BagusNews.com –
Pertumbuhan ekspor China melambat pada bulan April sementara impor mengalami penurunan yang signifikan.
Hal ini menimbulkan keraguan terkait dengan pemulihan ekonomi China. Pada Selasa (09/05/2023), Kantor bea cukai China mencatat bahwa ekspor meningkat 8,5% dari tahun sebelumnya menjadi US$295 miliar, lebih cepat dari ekspektasi para ekonom yang disurvei oleh Bloomberg.
Namun, impor turun sebesar 7,9% menjadi US$205 miliar, jauh lebih buruk daripada proyeksi penurunan sebesar 0,2%. Dengan demikian, China mencatat surplus perdagangan sebesar US$90 miliar untuk bulan itu.
Meskipun ekspor didorong oleh permintaan yang masih kuat dari beberapa negara seperti Asia Tenggara, ekonom memperingatkan bahwa angka ekspor yang kuat hanya akan bersifat sementara.
Pengiriman diperkirakan akan menurun tahun ini setelah mencapai rekor pada tahun 2022, dengan kenaikan harga dan suku bunga di seluruh dunia, tingkat persediaan yang tinggi, dan perang di Ukraina yang mengerem permintaan konsumen global.
Ekspor China yang kuat tidak dapat bertahan jika AS melemah dan ekonomi Eropa agak datar.
Hal ini akan berdampak pada sektor manufaktur China dan mendorong pemerintah untuk mendukung pasar tenaga kerja industri melalui subsidi kendaraan listrik, meningkatkan kecepatan pengiriman proyek infrastruktur, dan langkah-langkah lainnya.
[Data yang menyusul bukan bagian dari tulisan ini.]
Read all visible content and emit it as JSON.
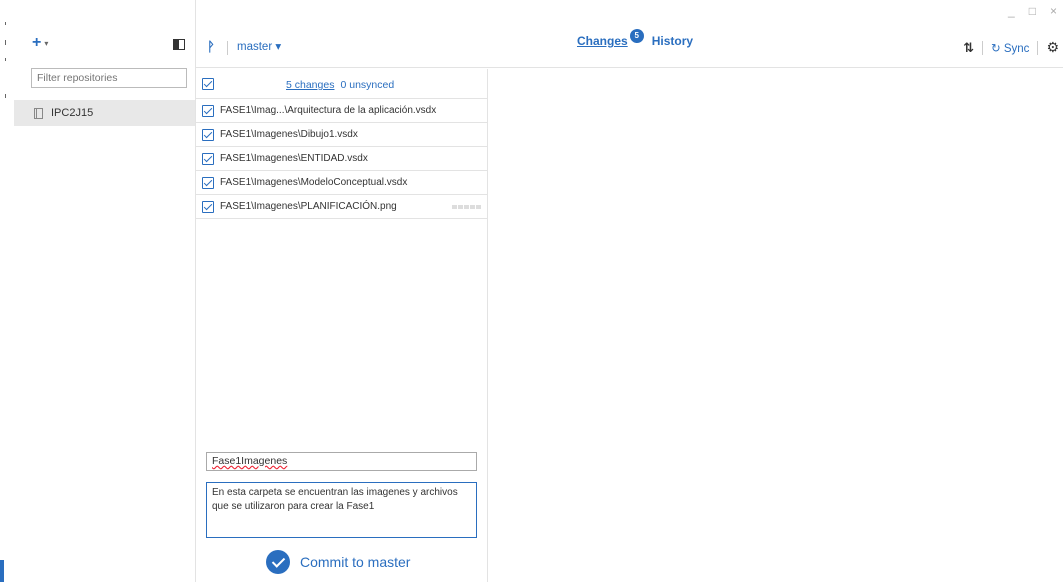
{
  "window": {
    "minimize": "_",
    "maximize": "□",
    "close": "×"
  },
  "sidebar": {
    "add_label": "+",
    "filter_placeholder": "Filter repositories",
    "repositories": [
      {
        "name": "IPC2J15"
      }
    ]
  },
  "header": {
    "branch_label": "master ▾",
    "tabs": [
      {
        "label": "Changes",
        "badge": "5"
      },
      {
        "label": "History"
      }
    ],
    "sync_label": "Sync"
  },
  "changes": {
    "count_label": "5 changes",
    "unsynced_label": "0 unsynced",
    "files": [
      {
        "path": "FASE1\\Imag...\\Arquitectura de la aplicación.vsdx"
      },
      {
        "path": "FASE1\\Imagenes\\Dibujo1.vsdx"
      },
      {
        "path": "FASE1\\Imagenes\\ENTIDAD.vsdx"
      },
      {
        "path": "FASE1\\Imagenes\\ModeloConceptual.vsdx"
      },
      {
        "path": "FASE1\\Imagenes\\PLANIFICACIÓN.png"
      }
    ]
  },
  "commit": {
    "summary": "Fase1Imagenes",
    "description": "En esta carpeta se encuentran las imagenes y archivos que se utilizaron para crear la Fase1",
    "button_label": "Commit to master"
  },
  "colors": {
    "accent": "#2a6ebf",
    "selected_bg": "#e8e8e8",
    "border": "#e3e3e3"
  }
}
Performa buruk untuk impor dapat menimbulkan masalah bagi pemulihan domestik negara tersebut.
Negara-negara di Asia Tenggara adalah mitra dagang terbesar China dalam empat bulan pertama tahun ini, dengan perdagangan mencapai US$305 miliar, naik 5,6% dari tahun lalu dan menyumbang 15,7% dari keseluruhan perdagangan China.
Perdagangan antara AS dan China bernilai US$218 miliar, turun 11,2%, sementara perdagangan dengan Uni Eropa turun 3,5% YoY menjadi US$263 miliar.